7.1 Communicating with Families: Teacher communicates with families about students’ progress on a regular basis, respecting cultural norms, and is available as needed to respond to family concerns.
For me, communicating with families begins with inviting and culturally respectful contact but doesn’t end there. Communicating with families also means following through on concerns and questions that arise out of that initial contact. One technique for fostering excellent communication with families is the positive phone call home at the beginning of the year. This positive phone call lets families know that you are available and approachable, gives clear information about how to contact you, and invites open communication about concerns and questions. In addition, by establishing a precedence of “good news,” you make future phone calls home easier and more productive, even if they may arise in response to problems in the classroom.
This year, due to labor negotiations and a delayed first day of school, establishing positive communication with our students’ families was particularly important. Seattle Public Schools began on the same day that the school in which I intern had originally scheduled its Curriculum Night Open House. When Curriculum Night was rescheduled, I used sharing that information as an opportunity to make positive phone contact with all of the families of our 10th grade Honors Language Arts students. I introduced myself, explained that my mentor teacher and I would be following a co-teaching model, with changing roles throughout the year, shared two methods for contacting me, and informed parents of the rescheduled Curriculum Night date and time. I also asked whether parents had any questions about my role in the classroom. Here is an image of the script I used for those phone calls, recorded in my teaching logbook:
We have 65 students in two periods and I either spoke with or left a voice message for 57 parents or guardians total; the other eight had unlisted or inactive phone service. I kept track of the phone calls on each students’ information card, simply noting the date and an “M” if I left a message rather than had direct contact. This practice serves as a record of my contact with families. At the bottom of the Script for initial phone calls home image you can see the most important notes I take during such phone calls: specific information shared by parents or guardians that will help me in serving my students.
In order to remember and respond to this information, I also record it in a different section of my teaching logbook, organized by period, which I review weekly and to which I add notes on observations and informal assessments of individual student progress in targeted areas. This allows me to address the second and, for me, most important aspect of communicating with student families: following through on concerns and questions.
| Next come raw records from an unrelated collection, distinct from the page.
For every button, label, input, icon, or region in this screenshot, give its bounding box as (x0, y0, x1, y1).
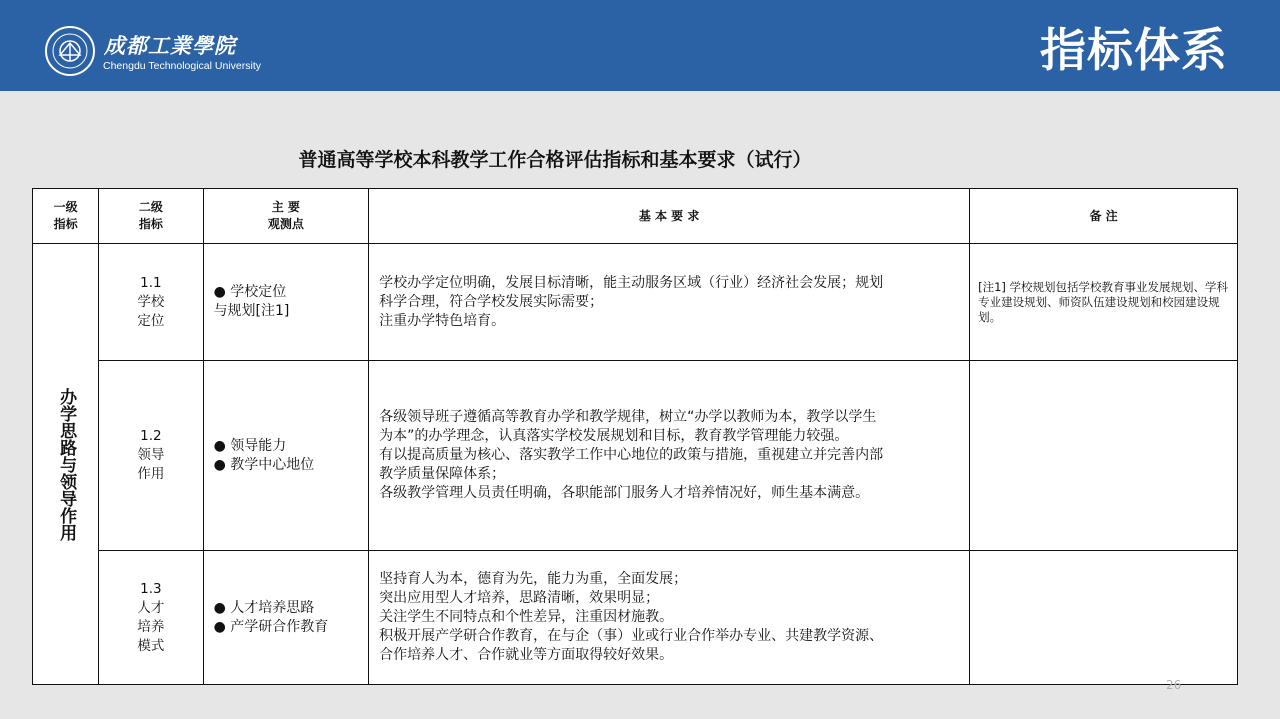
page-number: 26 (1166, 678, 1182, 692)
observation-point: ● 学校定位 (213, 284, 287, 300)
level2-cell (99, 361, 203, 551)
level2-code: 1.2 (140, 428, 162, 444)
header-level1 (33, 189, 99, 244)
school-name-cn: 成都工業學院 (104, 33, 236, 58)
note-cell: [注1] 学校规划包括学校教育事业发展规划、学科专业建设规划、师资队伍建设规划和校园建设规划。 (970, 244, 1238, 361)
level2-code: 1.3 (140, 580, 162, 597)
requirement-line: 教学质量保障体系； (379, 466, 506, 482)
requirements-cell (369, 361, 970, 551)
requirements-cell (369, 244, 970, 361)
observation-point: ● 产学研合作教育 (213, 618, 329, 635)
level2-cell (99, 551, 203, 685)
level2-cell (99, 244, 203, 361)
requirement-line: 有以提高质量为核心、落实教学工作中心地位的政策与措施，重视建立并完善内部 (379, 447, 884, 463)
requirement-line: 注重办学特色培育。 (379, 312, 506, 329)
requirement-line: 坚持育人为本，德育为先，能力为重，全面发展； (379, 571, 688, 587)
header-level2 (99, 189, 203, 244)
header-level2-line: 指标 (138, 217, 163, 231)
level2-name-line: 领导 (137, 447, 165, 463)
header-observation-line: 主 要 (271, 200, 300, 214)
header-level1-line: 一级 (53, 200, 78, 214)
header-observation-line: 观测点 (267, 217, 304, 231)
requirement-line: 科学合理，符合学校发展实际需要； (379, 293, 604, 310)
requirement-line: 为本”的办学理念，认真落实学校发展规划和目标，教育教学管理能力较强。 (379, 428, 849, 444)
header-level2-line: 二级 (138, 200, 163, 214)
university-seal-icon (44, 25, 96, 77)
observation-point: ● 教学中心地位 (213, 456, 315, 473)
level2-name-line: 定位 (137, 312, 165, 329)
slide-title: 指标体系 (1040, 23, 1228, 77)
header-bar (0, 0, 1280, 91)
requirement-line: 学校办学定位明确，发展目标清晰，能主动服务区域（行业）经济社会发展；规划 (379, 274, 884, 291)
note-cell (970, 551, 1238, 685)
requirements-cell (369, 551, 970, 685)
table-header-row (33, 189, 1238, 244)
level2-name-line: 培养 (137, 618, 165, 635)
header-level1-line: 指标 (53, 217, 78, 231)
requirement-line: 突出应用型人才培养，思路清晰，效果明显； (379, 590, 660, 606)
indicator-table (32, 188, 1238, 685)
note-cell (970, 361, 1238, 551)
header-observation (203, 189, 369, 244)
level2-code: 1.1 (140, 274, 162, 291)
requirement-line: 积极开展产学研合作教育，在与企（事）业或行业合作举办专业、共建教学资源、 (379, 628, 884, 644)
level2-name-line: 模式 (137, 637, 165, 654)
observation-point: ● 人才培养思路 (213, 599, 315, 616)
level2-name-line: 学校 (137, 293, 165, 310)
requirement-line: 各级领导班子遵循高等教育办学和教学规律，树立“办学以教师为本，教学以学生 (379, 409, 877, 425)
observation-cell (203, 361, 369, 551)
header-notes: 备 注 (970, 189, 1238, 244)
requirement-line: 各级教学管理人员责任明确，各职能部门服务人才培养情况好，师生基本满意。 (379, 485, 870, 501)
document-title: 普通高等学校本科教学工作合格评估指标和基本要求（试行） (298, 149, 812, 171)
requirement-line: 合作培养人才、合作就业等方面取得较好效果。 (379, 647, 674, 663)
observation-point: ● 领导能力 (213, 437, 287, 454)
observation-cell (203, 551, 369, 685)
level1-indicator: 办学思路与领导作用 (56, 387, 77, 541)
level1-cell (33, 244, 99, 685)
table-row (33, 361, 1238, 551)
level2-name-line: 人才 (137, 599, 165, 616)
observation-point: 与规划[注1] (213, 303, 290, 319)
header-requirements: 基 本 要 求 (369, 189, 970, 244)
requirement-line: 关注学生不同特点和个性差异，注重因材施教。 (379, 609, 674, 625)
table-row (33, 244, 1238, 361)
level2-name-line: 作用 (137, 466, 165, 482)
observation-cell (203, 244, 369, 361)
table-row (33, 551, 1238, 685)
school-name-en: Chengdu Technological University (103, 60, 261, 72)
During my start-of-year phone calls, for example, one parent expressed concern over her daughter’s writing skills, particularly over writing anxiety and difficulty beginning and sustaining the writing process. That parent and I discussed several specific techniques for initiating writing and for helping students to find a writing process that works for them. Three weeks later I made phone calls home to all of the parents who had shared specific concerns. When I spoke with the parent of this student, I referred to our initial phone call, and explained that we were doing several on-demand writing assignments for our current unit and why. Here is an image of my notes regarding that follow-up phone call:
In this example, you can see that I referred to the purpose of those writing tasks and to specific observations made about the student’s ability to handle the first task. I noted that the student appeared confident while writing, was immediately on-task, turned her writing in before the end of the period, and wrote a full page responding to the prompt. I intentionally made this phone call before grading the assignment because I wanted the focus of our communication to be on the students’ writing confidence and habits, rather than an evaluation of the finished product. You can also see, at the end of my phone call notes, that the parent and I discussed a way to foster a “next step” in writing fluidity: out loud editing. I am pleased to report that the student is receiving help at home in editing her writing out loud, and that when I read her in-class paragraph I noted several edits to her text that corrected awkward or grammatically incorrect sentences. This information indicates that my communication and follow-through with families resulted in the student’s progress as a writer and editor.
One thing I would like to improve about my parent communication at the beginning of the year is finding a way to continue positive outreach to every family throughout the year. While it is both manageable and worthwhile to continue phone communication with a few families who have requested targeted observation and support, individual phone calls to 60 parents takes about three hours; for all 140 students it would take over five hours. When I have my own classroom, I plan on asking parents if they would like to receive regular email updates on our classroom and building a parent/guardian email list for each class. I would send an email to families at the beginning of each unit. That email would outline essential questions and objectives for the unit as a whole. I would also attach a link, if available, to an article or short story the students are reading in class, in order to spark shared literacy and conversation at home.